Redundancies expected at port

The Maritime Union of New Zealand is gearing up for its 330 Auckland workers to be made redundant.
Photo / Dean Purcell
The Maritime Union of New Zealand is gearing up for its 330 Auckland workers to be made redundant. Photo / Dean Purcell

The Maritime Union of New Zealand is gearing up for its 330 Auckland workers to be made redundant after the port management outlined its plan to hire outside contractors at a formal consultation this morning.

MUNZ President Garry Parsloe said the requests for proposal (RFPs) outlined this morning factored in the majority of union workers being made redundant if the outsourcing plan goes ahead. While Ports of Auckland stressed the decision was not definite, Parsloe said their actions seemed to speak otherwise.

"It seems a significant waste of energy and money on their part if they weren't," he told BusinessDesk.

Ports spokeswoman Catherine Etheredge said the meeting was a chance for management to outline its vision for the proposal.

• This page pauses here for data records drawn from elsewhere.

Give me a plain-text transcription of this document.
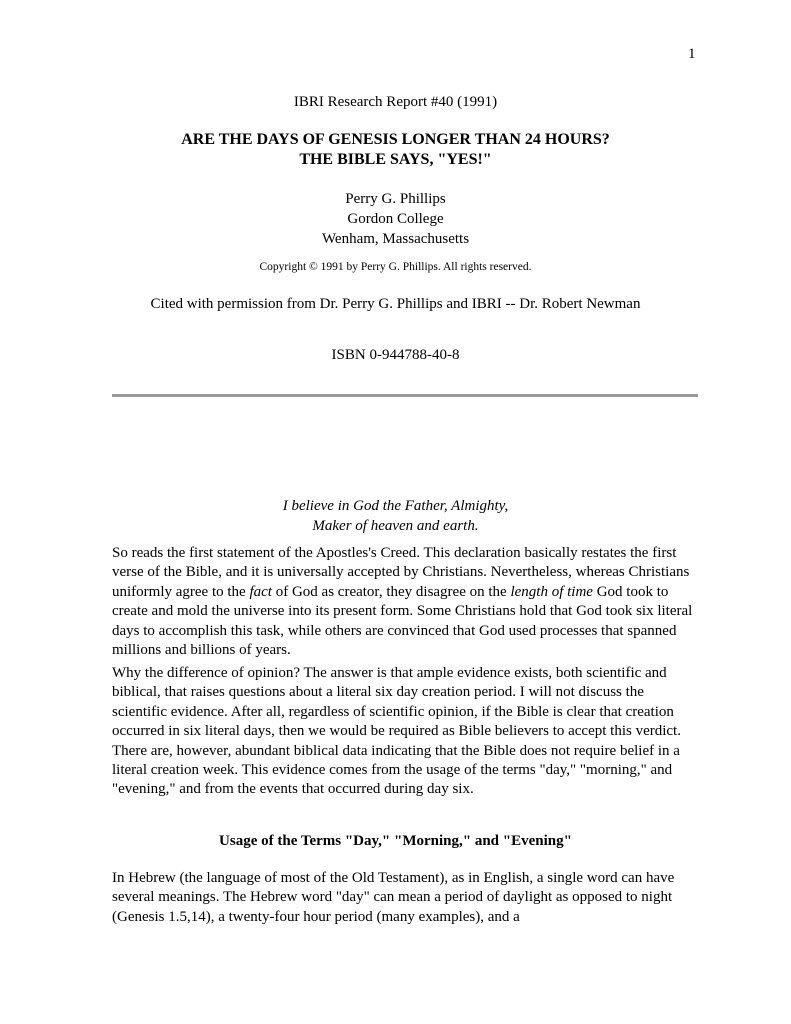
1
IBRI Research Report #40 (1991)
ARE THE DAYS OF GENESIS LONGER THAN 24 HOURS?
THE BIBLE SAYS, "YES!"
Perry G. Phillips
Gordon College
Wenham, Massachusetts
Copyright © 1991 by Perry G. Phillips. All rights reserved.
Cited with permission from Dr. Perry G. Phillips and IBRI -- Dr. Robert Newman
ISBN 0-944788-40-8
I believe in God the Father, Almighty,
Maker of heaven and earth.
So reads the first statement of the Apostles's Creed. This declaration basically restates the first verse of the Bible, and it is universally accepted by Christians. Nevertheless, whereas Christians uniformly agree to the fact of God as creator, they disagree on the length of time God took to create and mold the universe into its present form. Some Christians hold that God took six literal days to accomplish this task, while others are convinced that God used processes that spanned millions and billions of years.
Why the difference of opinion? The answer is that ample evidence exists, both scientific and biblical, that raises questions about a literal six day creation period. I will not discuss the scientific evidence. After all, regardless of scientific opinion, if the Bible is clear that creation occurred in six literal days, then we would be required as Bible believers to accept this verdict. There are, however, abundant biblical data indicating that the Bible does not require belief in a literal creation week. This evidence comes from the usage of the terms "day," "morning," and "evening," and from the events that occurred during day six.
Usage of the Terms "Day," "Morning," and "Evening"
In Hebrew (the language of most of the Old Testament), as in English, a single word can have several meanings. The Hebrew word "day" can mean a period of daylight as opposed to night (Genesis 1.5,14), a twenty-four hour period (many examples), and a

The union has previously said it would give another strike notice if the proposal for outside contracting was continued. Parsloe said no decision had been made with the ports set to offer more information on Monday.

"We haven't got the strategy sorted yet, but we won't cop it sitting down" Parsloe said.
At the same time as this morning's meeting, another meeting was taking place in London made up of various union and maritime workers groups, who discussed the dispute at Ports of Auckland and the prospect of declaring Auckland a 'port of convenience'.

President of the International Transport Workers Federation Paddy Crumlin told NewstalkZB they're concerned about what's going on in Auckland.

"We've determined, unless they change their mind, we're going to declare Auckland a port of convenience which give it special attention both politically and industrially, and financially I guess,'' he said.

The 'port of convenience' campaign has been used by the ITF to highlight international ports it believes create major obstacles to achieving decent working conditions for wharfies through privatisation, casualisation and a lack of union trade rights.

A sixth 24-hour strike, starting Jan 31, was called off Wednesday night after ports agreed to let MUNZ hold a stop-work meeting for four hours on the same day.